Did I just say this? Yes. I am a better human watching these people. Wanting to communicate like they do, wanting to listen like connection matters more than being right.


The show breaks your heart, but it does it gently.


Working together in a coffee shop that feels like a stage for intimacy. Admitting their secrets like offering pieces of themselves on open palms. Rejecting those they love without ghosting, without cruelty, but with mature communication that feels like witnessing grown men choose kindness over ego. I am not generalizing Japanese people, because the real drama lives in the peanut gallery - I call them that - who sit up and kiki and dissect every glance, every hesitation, every almost-kiss. They know how to make a mountain out of a molehill. They are my people. That panel is where I belong - sipping wine, gasping at every lingering glance, living for the drama I pretend to be above.


This show wouldn't work in America. Our gays would be hooking up by episode two, deceiving by episode three, screaming by the finale. Producers would be stirring pots that don't need stirring, manufacturing drama where vulnerability already exists. But The Boyfriend proves you don't need manufactured chaos to make good television. Heart. Humanity. The human condition - broken and desperate to be held - is all we need.


As a writer, I learned something watching these men. Maybe conflict, while important, is not the engine. Heart is the engine. Truth is always the place where people live, where stories breathe, where we recognize ourselves in strangers on a screen.
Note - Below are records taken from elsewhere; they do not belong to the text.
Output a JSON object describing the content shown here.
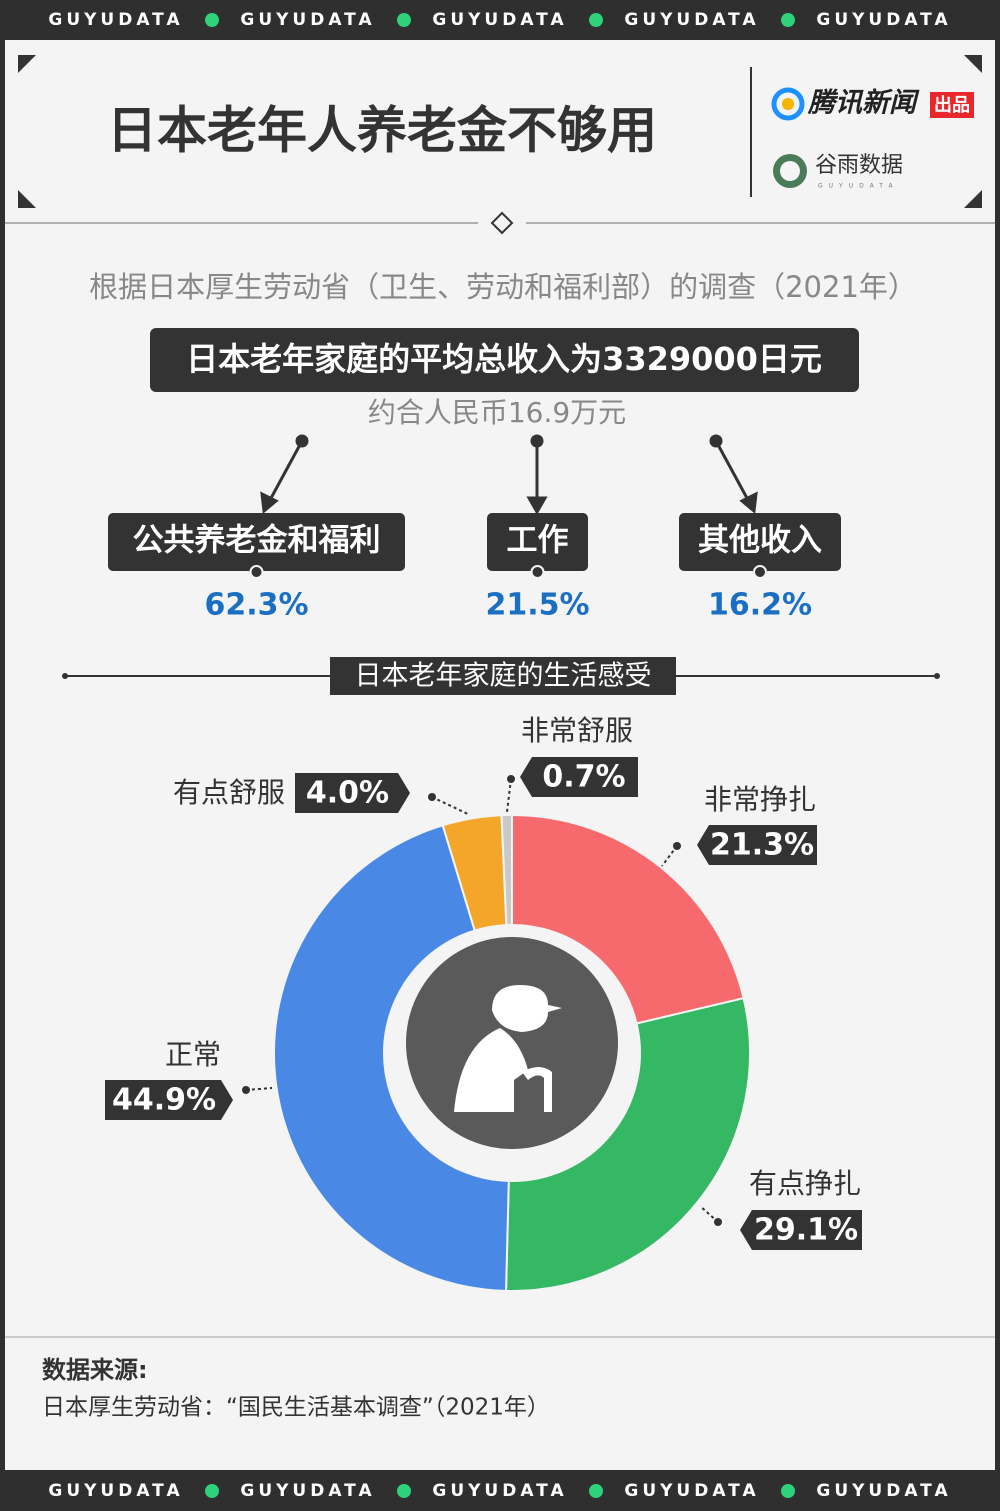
{
  "top_banner": [
    "GUYUDATA",
    "GUYUDATA",
    "GUYUDATA",
    "GUYUDATA",
    "GUYUDATA"
  ],
  "header": {
    "title": "日本老年人养老金不够用",
    "brand": "腾讯新闻",
    "brand_tag": "出品",
    "partner": "谷雨数据",
    "partner_sub": "GUYUDATA"
  },
  "income": {
    "subtitle": "根据日本厚生劳动省（卫生、劳动和福利部）的调查（2021年）",
    "headline": "日本老年家庭的平均总收入为3329000日元",
    "note": "约合人民币16.9万元",
    "items": [
      {
        "label": "公共养老金和福利",
        "share": "62.3%"
      },
      {
        "label": "工作",
        "share": "21.5%"
      },
      {
        "label": "其他收入",
        "share": "16.2%"
      }
    ]
  },
  "chart_data": {
    "type": "pie",
    "title": "日本老年家庭的生活感受",
    "categories": [
      "非常挣扎",
      "有点挣扎",
      "正常",
      "有点舒服",
      "非常舒服"
    ],
    "values": [
      21.3,
      29.1,
      44.9,
      4.0,
      0.7
    ],
    "value_labels": [
      "21.3%",
      "29.1%",
      "44.9%",
      "4.0%",
      "0.7%"
    ],
    "colors": [
      "#f66a6e",
      "#35b864",
      "#4a88e6",
      "#f3a62a",
      "#c9c9c9"
    ]
  },
  "source": {
    "label": "数据来源:",
    "text": "日本厚生劳动省：“国民生活基本调查”（2021年）"
  },
  "bottom_banner": [
    "GUYUDATA",
    "GUYUDATA",
    "GUYUDATA",
    "GUYUDATA",
    "GUYUDATA"
  ]
}
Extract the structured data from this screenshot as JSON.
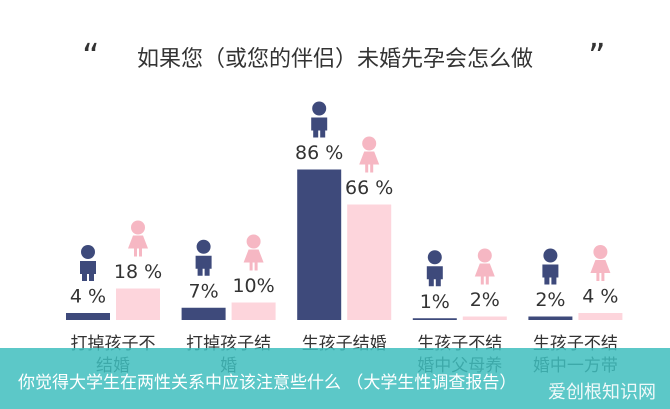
{
  "chart_data": {
    "type": "bar",
    "title": "如果您（或您的伴侣）未婚先孕会怎么做",
    "categories": [
      "打掉孩子不结婚",
      "打掉孩子结婚",
      "生孩子结婚",
      "生孩子不结婚中父母养",
      "生孩子不结婚中一方带"
    ],
    "series": [
      {
        "color": "#3e4a7b",
        "values": [
          4,
          7,
          86,
          1,
          2
        ],
        "value_labels": [
          "4 %",
          "7%",
          "86 %",
          "1%",
          "2%"
        ]
      },
      {
        "color": "#fdd5dc",
        "values": [
          18,
          10,
          66,
          2,
          4
        ],
        "value_labels": [
          "18 %",
          "10%",
          "66 %",
          "2%",
          "4 %"
        ]
      }
    ]
  },
  "banner": {
    "text": "你觉得大学生在两性关系中应该注意些什么 （大学生性调查报告）",
    "watermark": "爱创根知识网"
  }
}
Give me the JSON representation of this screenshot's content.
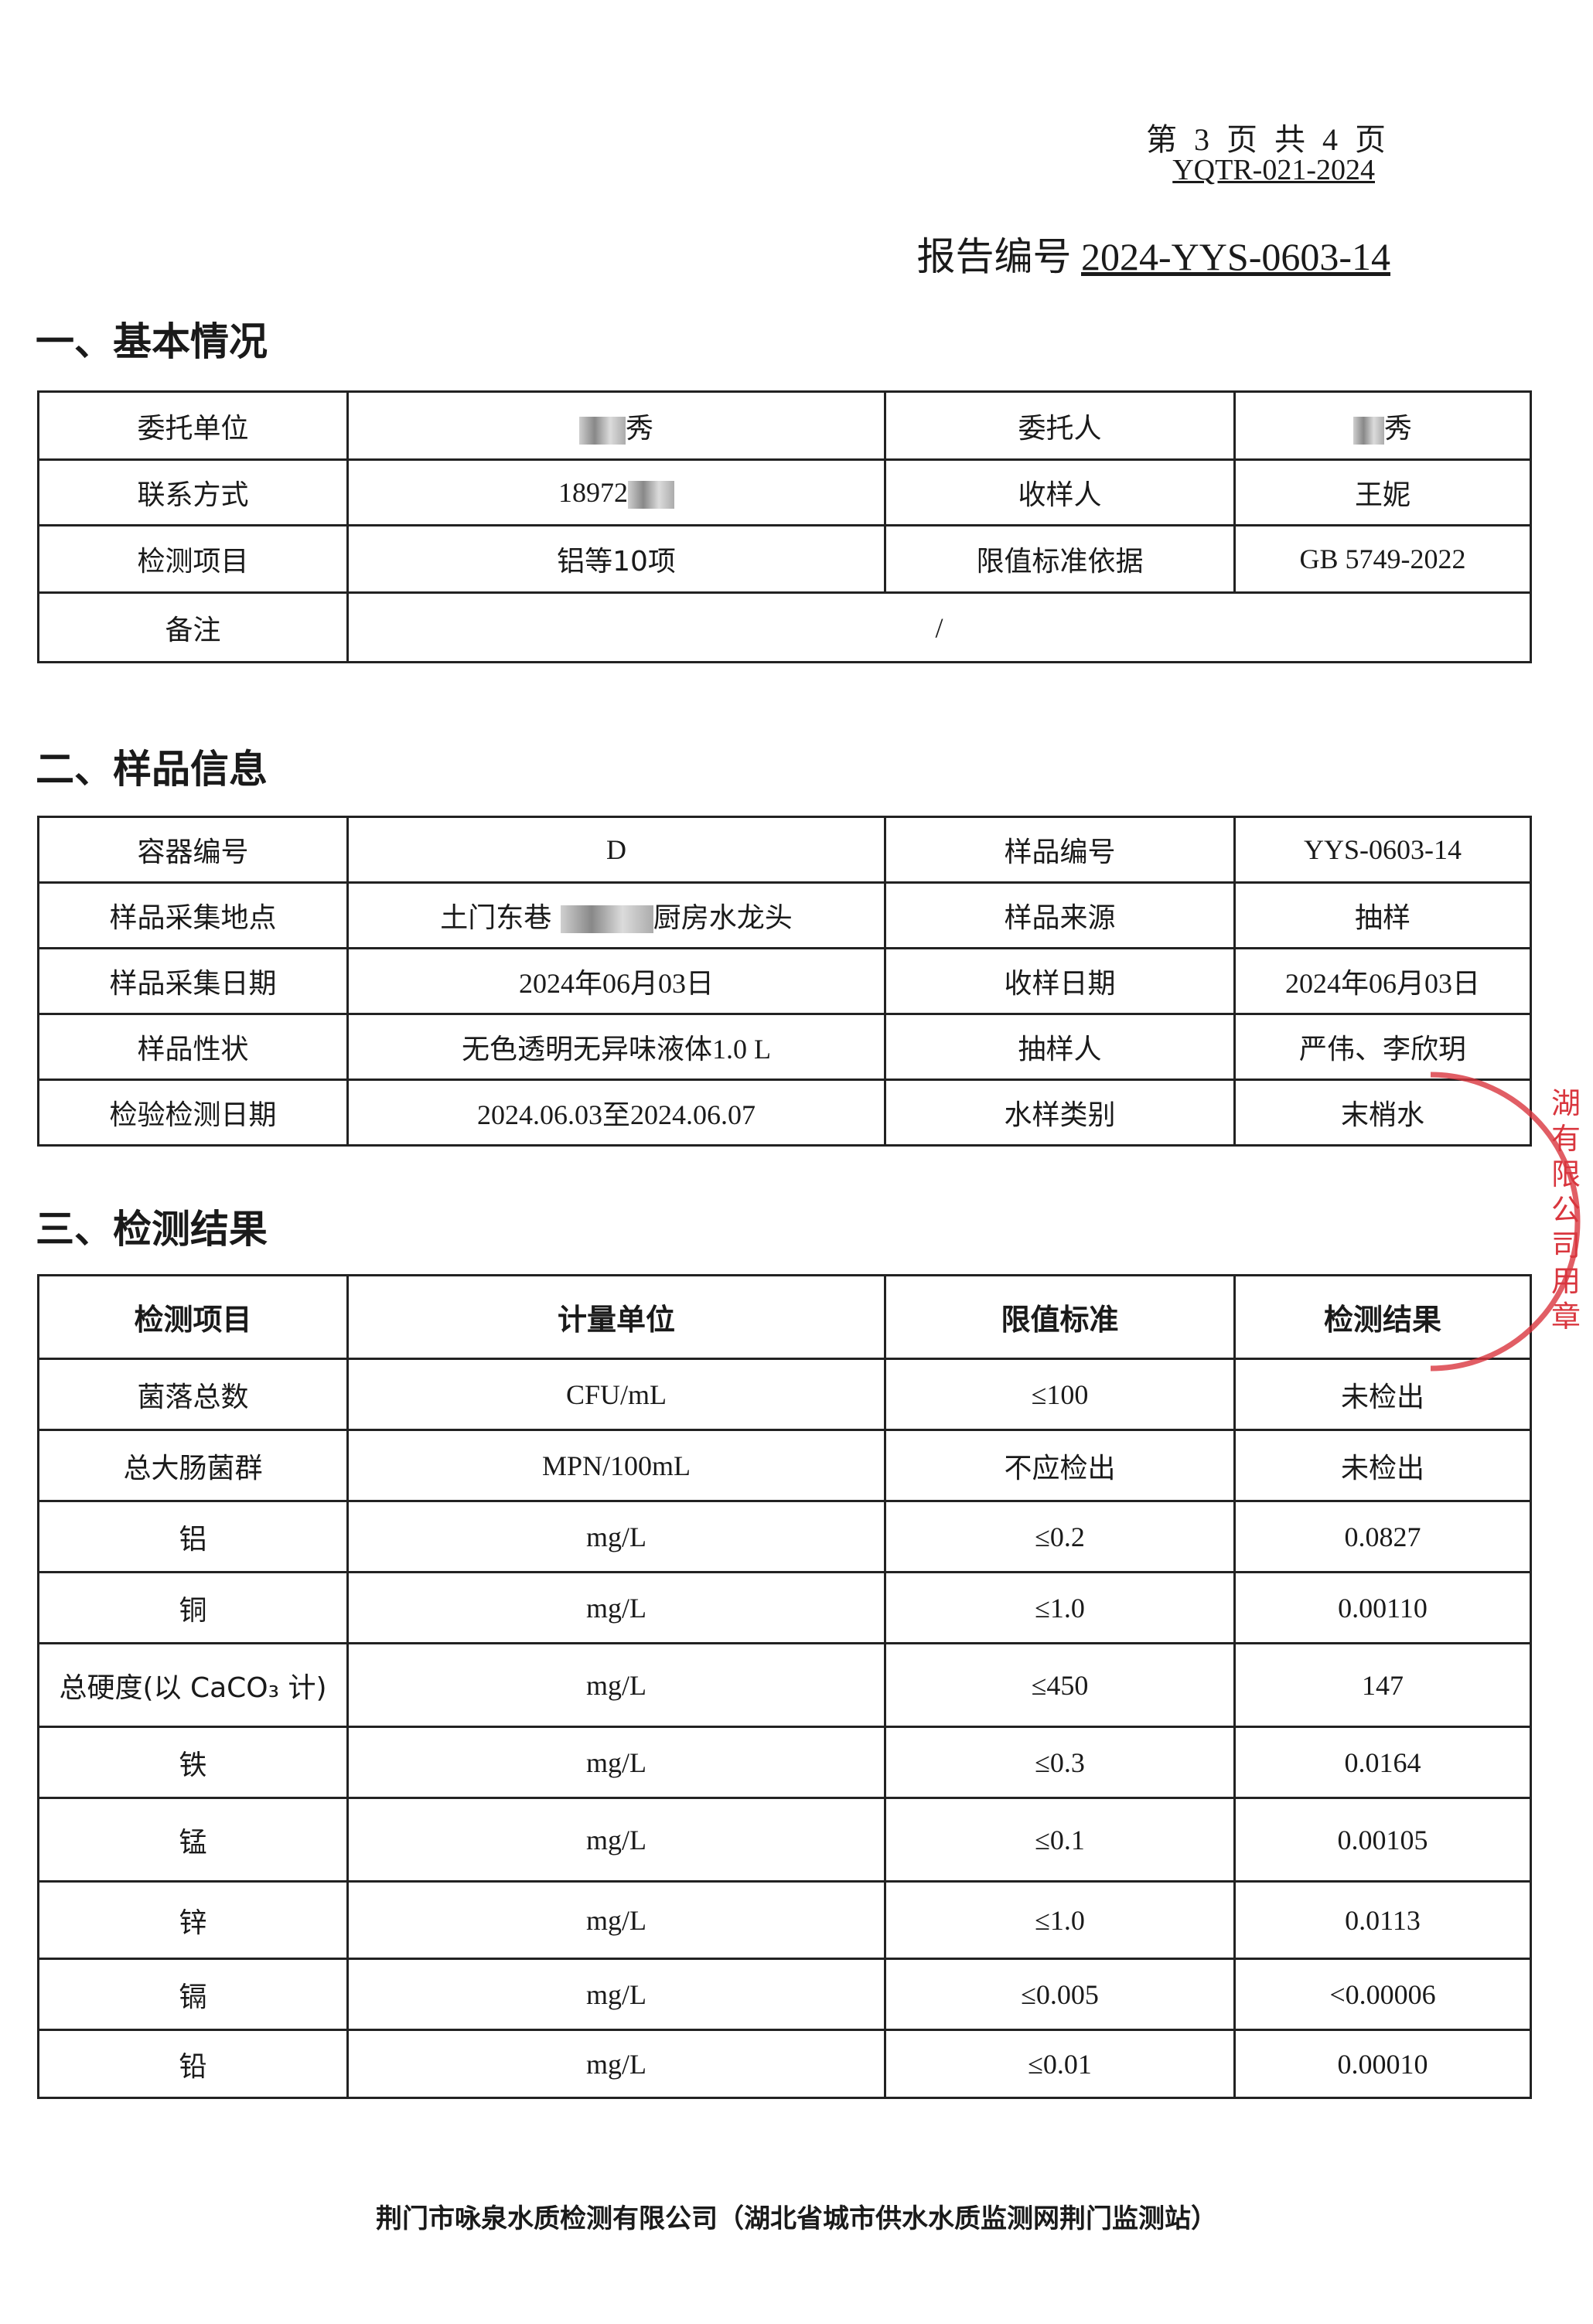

But the show does something else to me too. Something I didn't expect. It makes me want to book a flight to Japan and find a lover who talks like these men do. My heart doesn't just melt - it aches. I yearn for this kind of tenderness in ways that scare me. Reality TV got me twisted and acting like a schoolgirl with a crush I'll never confess. Maybe my own loneliness has me connecting to this show in ways that feel pathetic to admit. Maybe I'm projecting my hunger onto these strangers. But I don't think I'm alone in this. I can't imagine you watching this show and not feeling something shift inside you. A twitch in your body that reminds you you're still alive. A smile in your soul you forgot was there. A tear from rejections you thought you were over. This show doesn't just entertain. It excavates.


Maybe that's what I've been binging for. Not the drama. Not the tears or the dates or the gentle rejections. I've been watching to remember what it looks like when people choose honesty over performance, when they listen before they wound, when they sit in the discomfort of being truly seen instead of running. I watch these men navigate love like it's sacred, like connection is worth the risk of shattering. And somewhere between the cheesing and the crying, I realize I'm not just watching them.


I'm learning how to be human again. How to want love without armor. How to believe that tenderness is not weakness but the bravest thing we do. The covers are still warm. The phone is still beside the bed. And I am still here, alone in my Fenty pajamas, watching men in Japan teach me what I forgot: that being vulnerable is not the wound. It's the cure.